The works feature an increasing array of painterly techniques. At one end of the spectrum highly-structured Ben Day dots, which are syonymous with the underground comics that adorn the artist’s studio bookshelves, have been utilized; while elsewhere, a mop has been used to create an uncontrollable smear of red paint across the surface of the canvas. The new paintings also demonstrates a continuing shift from bold, primary colors to a more subtle, pastel palette. In contast, the two monochomatic Greyscale Ruler canvases are suggestive of Tomoo Gokita’s post-conceptual nothingness. But in the context of the richly chromatic works which dominates the rest of the show and the two adjacent temple prints which represent a Byzantine positivity, this monochromic nothingness manifests itself more as a kind of nihilistic vision, rather than the passive neutrality of his Japanese counterpart’s paintings.

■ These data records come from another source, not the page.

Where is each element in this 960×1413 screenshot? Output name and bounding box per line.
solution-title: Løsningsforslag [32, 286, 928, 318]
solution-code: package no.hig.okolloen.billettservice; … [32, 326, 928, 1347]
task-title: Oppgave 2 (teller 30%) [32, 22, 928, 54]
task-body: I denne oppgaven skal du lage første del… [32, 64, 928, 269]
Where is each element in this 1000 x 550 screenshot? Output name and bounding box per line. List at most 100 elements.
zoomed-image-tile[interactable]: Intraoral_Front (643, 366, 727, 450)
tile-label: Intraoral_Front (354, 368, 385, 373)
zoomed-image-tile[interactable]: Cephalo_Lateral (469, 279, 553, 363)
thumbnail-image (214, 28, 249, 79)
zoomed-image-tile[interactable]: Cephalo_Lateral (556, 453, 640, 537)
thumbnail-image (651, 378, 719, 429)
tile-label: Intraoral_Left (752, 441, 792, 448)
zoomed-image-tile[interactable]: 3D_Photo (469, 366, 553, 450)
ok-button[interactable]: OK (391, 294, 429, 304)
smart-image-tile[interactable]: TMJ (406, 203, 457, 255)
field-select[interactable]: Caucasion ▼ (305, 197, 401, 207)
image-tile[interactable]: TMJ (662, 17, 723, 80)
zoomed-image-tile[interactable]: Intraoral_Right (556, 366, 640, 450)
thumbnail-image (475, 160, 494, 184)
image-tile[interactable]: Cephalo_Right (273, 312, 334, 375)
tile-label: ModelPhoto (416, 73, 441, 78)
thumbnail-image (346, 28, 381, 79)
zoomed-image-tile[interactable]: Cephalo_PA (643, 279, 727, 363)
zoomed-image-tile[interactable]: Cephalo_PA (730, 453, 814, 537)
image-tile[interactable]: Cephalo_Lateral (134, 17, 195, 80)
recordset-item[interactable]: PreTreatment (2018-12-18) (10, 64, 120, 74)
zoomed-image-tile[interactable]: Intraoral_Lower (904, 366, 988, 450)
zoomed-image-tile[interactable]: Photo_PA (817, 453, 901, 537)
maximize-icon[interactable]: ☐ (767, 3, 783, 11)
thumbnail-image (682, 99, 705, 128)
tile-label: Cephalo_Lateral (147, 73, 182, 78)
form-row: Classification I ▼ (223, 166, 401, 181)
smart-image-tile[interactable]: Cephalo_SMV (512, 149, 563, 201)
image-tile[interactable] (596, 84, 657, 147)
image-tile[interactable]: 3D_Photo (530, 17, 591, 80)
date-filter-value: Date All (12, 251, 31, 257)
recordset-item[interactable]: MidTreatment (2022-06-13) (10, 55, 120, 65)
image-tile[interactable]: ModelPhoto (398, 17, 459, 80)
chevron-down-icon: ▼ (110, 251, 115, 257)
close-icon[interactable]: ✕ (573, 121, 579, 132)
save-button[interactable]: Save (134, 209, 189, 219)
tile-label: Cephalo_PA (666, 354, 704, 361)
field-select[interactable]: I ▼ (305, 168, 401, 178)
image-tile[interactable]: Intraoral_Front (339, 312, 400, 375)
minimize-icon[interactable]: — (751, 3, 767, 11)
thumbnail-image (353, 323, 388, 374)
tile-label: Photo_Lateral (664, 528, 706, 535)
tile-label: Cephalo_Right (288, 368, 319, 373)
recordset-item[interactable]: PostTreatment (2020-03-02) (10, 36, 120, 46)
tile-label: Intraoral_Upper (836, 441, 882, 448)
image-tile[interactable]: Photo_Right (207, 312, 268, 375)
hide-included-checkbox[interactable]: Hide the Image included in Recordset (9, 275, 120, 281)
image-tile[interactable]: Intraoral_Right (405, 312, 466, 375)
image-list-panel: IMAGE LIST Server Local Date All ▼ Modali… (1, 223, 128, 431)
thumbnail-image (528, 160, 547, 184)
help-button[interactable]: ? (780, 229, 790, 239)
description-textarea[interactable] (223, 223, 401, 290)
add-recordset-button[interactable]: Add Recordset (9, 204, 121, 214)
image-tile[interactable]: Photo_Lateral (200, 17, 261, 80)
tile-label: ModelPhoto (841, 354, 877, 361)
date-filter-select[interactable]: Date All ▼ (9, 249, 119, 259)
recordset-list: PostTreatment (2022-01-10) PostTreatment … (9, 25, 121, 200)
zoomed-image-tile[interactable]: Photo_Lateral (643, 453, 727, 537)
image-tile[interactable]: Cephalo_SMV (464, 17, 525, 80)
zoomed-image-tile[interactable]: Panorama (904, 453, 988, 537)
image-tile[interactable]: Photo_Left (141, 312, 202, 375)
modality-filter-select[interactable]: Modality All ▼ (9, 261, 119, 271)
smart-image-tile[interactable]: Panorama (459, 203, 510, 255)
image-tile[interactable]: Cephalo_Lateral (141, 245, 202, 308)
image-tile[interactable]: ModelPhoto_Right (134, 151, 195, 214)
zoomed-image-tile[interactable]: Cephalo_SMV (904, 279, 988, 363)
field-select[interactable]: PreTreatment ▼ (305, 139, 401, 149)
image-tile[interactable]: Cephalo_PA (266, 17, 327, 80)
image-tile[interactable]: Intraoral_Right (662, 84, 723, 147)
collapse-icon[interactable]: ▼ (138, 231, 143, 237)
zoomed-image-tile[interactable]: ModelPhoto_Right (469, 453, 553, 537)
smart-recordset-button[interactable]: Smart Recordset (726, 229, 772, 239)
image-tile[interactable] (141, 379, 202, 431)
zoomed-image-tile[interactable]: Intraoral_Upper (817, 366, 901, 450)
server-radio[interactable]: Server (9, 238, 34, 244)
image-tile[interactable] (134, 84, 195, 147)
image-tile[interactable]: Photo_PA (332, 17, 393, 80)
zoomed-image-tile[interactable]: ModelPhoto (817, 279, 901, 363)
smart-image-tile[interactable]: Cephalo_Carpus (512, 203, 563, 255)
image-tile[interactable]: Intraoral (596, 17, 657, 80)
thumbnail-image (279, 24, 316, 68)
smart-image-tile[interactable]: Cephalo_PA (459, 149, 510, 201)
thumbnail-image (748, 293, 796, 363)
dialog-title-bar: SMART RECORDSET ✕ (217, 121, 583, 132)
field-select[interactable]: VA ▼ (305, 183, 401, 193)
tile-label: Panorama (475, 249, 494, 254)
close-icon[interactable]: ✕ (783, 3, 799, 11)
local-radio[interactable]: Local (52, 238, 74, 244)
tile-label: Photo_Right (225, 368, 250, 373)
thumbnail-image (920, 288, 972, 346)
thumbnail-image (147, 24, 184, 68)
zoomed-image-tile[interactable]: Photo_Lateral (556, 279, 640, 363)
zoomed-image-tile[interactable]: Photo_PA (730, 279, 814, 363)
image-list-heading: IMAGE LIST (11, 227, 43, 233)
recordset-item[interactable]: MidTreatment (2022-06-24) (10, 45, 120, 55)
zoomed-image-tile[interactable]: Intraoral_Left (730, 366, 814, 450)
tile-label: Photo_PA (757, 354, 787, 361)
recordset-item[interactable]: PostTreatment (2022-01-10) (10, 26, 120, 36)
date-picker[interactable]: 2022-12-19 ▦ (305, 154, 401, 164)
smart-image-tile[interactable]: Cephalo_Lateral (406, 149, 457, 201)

Consistant with the focus on dreams, the paintings invoke a sense of both wonderment and disorientating anxiety. This duality is a feature which is continued in the exhibition’s centrepiece; an Airstream trailer sculpture created in collaboration with the artist Torso. The fine detail of the caravan gives a sense of a post-apocalyptic, dystopia but this is contrasted by the unavoidably redemptive positivity of Sickboy’s slogans and symbology.
The exhibition runs until 24th July 2019 (11am – 6pm, Tuesday to Saturday) at That Art Gallery, 17 Christmas Steps, Bristol, BS1 5BS. Additionally, Sickboy will be releasing the fourth issue of his limited edition Carafanzine zine at the exhibition this Saturday from 12 noon onwards.